Bloomfield meets with CMO’s in other codes 2-3 times per year, including the Australian Rugby Union, Cricket Australia, Australian Football League and World Rugby, to ensure protocols align.
Many players used to feel playing through concussion was a ‘badge of honour.’
Apart from education initiatives, what is being done to change the approach to concussion? Prendergast believes it is about allowing players to speak up and be honest.
“It’s about having honest conversations around issues. In my experience, if you empower the players in particular, as well as the support staff, you can better understand the culture of organisation. People are speaking up.
“More players are sitting out a week, which means there’s no risk of doing further damage.
“We need to continue to shift the attitudes to people regarding injuries, and respect measures to mitigate potential risks around concussion and its impact having on short and long-termhealth.”
The bottom line: players and coaches need to treat concussion the seriousness it demands.
It’s the NRL Grand Final and a team’s fullback smacks his head on the turf. He’s key to their chances. In the cauldron of a final, the pressure on a doctor is magnified by a hundred.
Is it time to employ independent doctors who aren’t employed by clubs?
Bloomfield says the NRL have considered it before but are happy with the current approach.
“Firstly, it is important to point out that doctors report directly to the club’s CEO rather than coach. They also report to the board of their club (3-4 times a year).

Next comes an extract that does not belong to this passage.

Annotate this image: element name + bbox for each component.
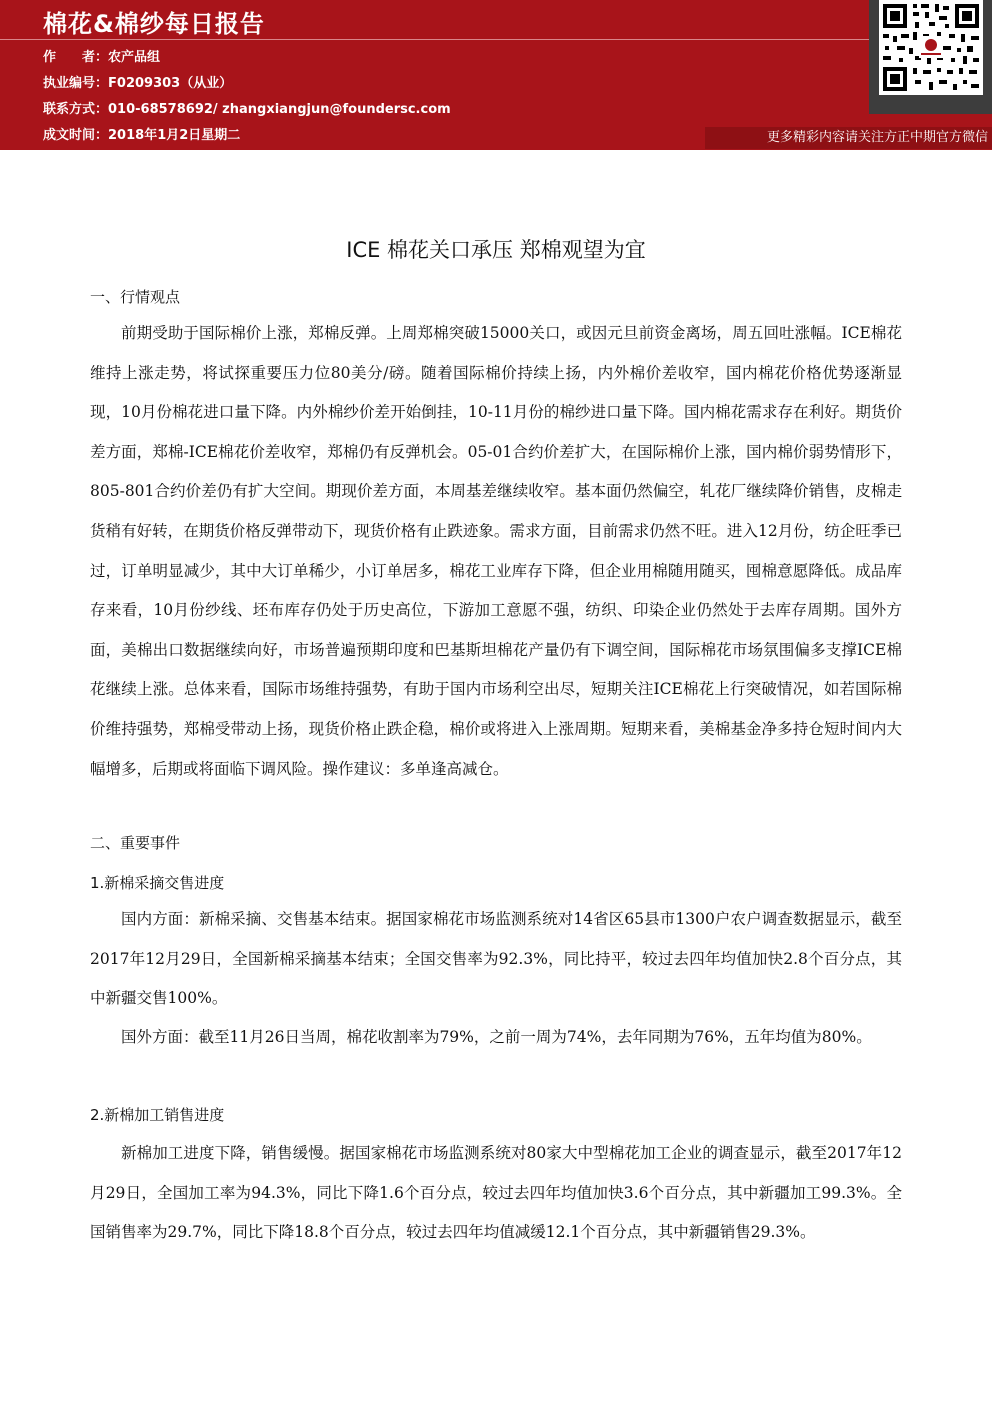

“We do constantly look at it. If at any stage we were to go down that pathway, the team doctor would be intimately involved in the team assessment.
“The thing with concussion is the doctor who is going to be treating them really needs to be involved in the initial consultation and assessment as well for a variety of reasons. They need to know what they are like at that stage to be able to determine if they are changing, for the better or worse.
“They also need to know the subtleties around behaviour and personality change that the independent doctor might not notice.”
Breakout box: how the NRL are dealing with concussion:
- There was an increase in Head Injury Assessments from 210 in 2015 to 276 in 2016. Comparatively, there were 155 HIAs in 2014.
- 66% of these cases in 2016 were cleared to continue playing, compared to 54% in 2015.
- Two venues now use Hawk-Eye technology in order for club medical staff to review incidents.
- All Head Injury Assessments are reviewed at the end of every round, using the Bunker technology. Every angle of every incident is assessed through the process.
Published in Big League as of 13 April 2017.